Les membres de la majorité présidentielle qui se sont exprimés à ce sujet penchent clairement à gauche et fustigent leur exécutif pour son silence total sur le sort de l'Aquarius. Dans une déclaration malheureuse et assez peu diplomatique, le porte-parole du parti LREM a dit de la décision de monsieur Salvini qu'elle était «à vomir» et a ajouté qu'il n'imaginait pas «que la France ne participe pas à trouver une solution humanitaire pour ce bateau».
Gabriel Attal, le porte-parole de la République En Marche, a dit que la décision de l'Italie sur #aquarius était "à vomir". Attal le silence de la France sur la question a été indigne. On ne peut pas attendre trois jour pour parler, la question migrants est aussi votre affaire
— roberta paolini (@robertapaolini) 12 июня 2018 г.
Anne-Christine Lang, députée de la majorité à Paris, a exprimé son regret quant à l'inaction de la capitale (pourtant, à l'instar de la Belgique, dépourvue de port méditerranéen). Pieyre-Alexandre Anglade, député à l'Assemblée nationale des Français du Benelux, a jugé que le silence du gouvernement allait à l'encontre des valeurs européennes.

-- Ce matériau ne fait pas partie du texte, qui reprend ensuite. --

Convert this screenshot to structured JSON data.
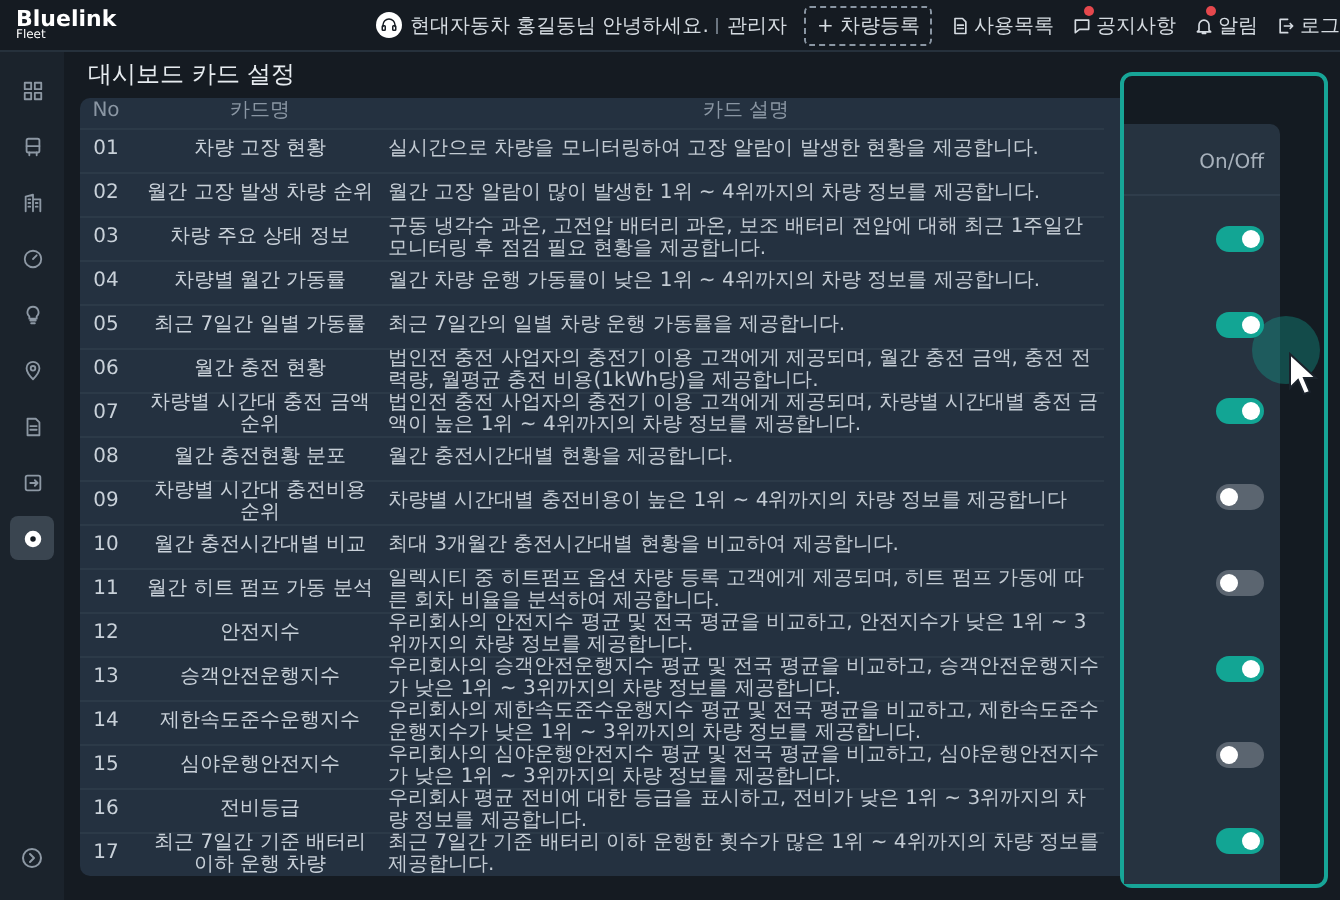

Notre #Europe doit changer, elle doit se reformer & vite! Ce qui s’est passé avec l’#Aquarius contrevient à nos principes les plus élémentaires & à l’essence de notre démocratie fondée sur le respect de l’individu,des minorités & des droits fondamentaux! https://t.co/eMcBf7ZkJt
— Pieyre-Alexandre Anglade (@PA_Anglade) 11 июня 2018 г.
Il est vrai que le silence gouvernemental et présidentiel au sujet de l'Aquarius est d'autant plus assourdissant que l'Élysée s'était saisi avec célérité du cas de Mamoudou Gassama, le migrant clandestin malien qui avait sauvé un enfant au péril de sa vie. C'est qu'au-delà de ce cas propre à émouvoir les seuls Français, Emmanuel Macron, qui se pose en chef de file européen, sait qu'il est de plus en plus isolé. Sur les dossiers relatifs à la crise migratoire, il a beau avoir le soutien d'Angela Merkel, cette dernière est en difficulté sur le plan intérieur et, ensemble, ils font face à l'opposition des pays du nord de l'Europe, de celle du groupe de Višegrad ainsi que de l'Autriche et de l'Italie.
Et à moins d'un mois du prochain sommet européen les 28 et 29 juin prochains, la crise migratoire est un enjeu crucial sur lequel il n'existe aucun consensus et, face à la pression des électorats et des pays membres opposés à l'idée d'accueillir des réfugiés, le silence du gouvernement français est peut-être la meilleure stratégie pour sauver les meubles.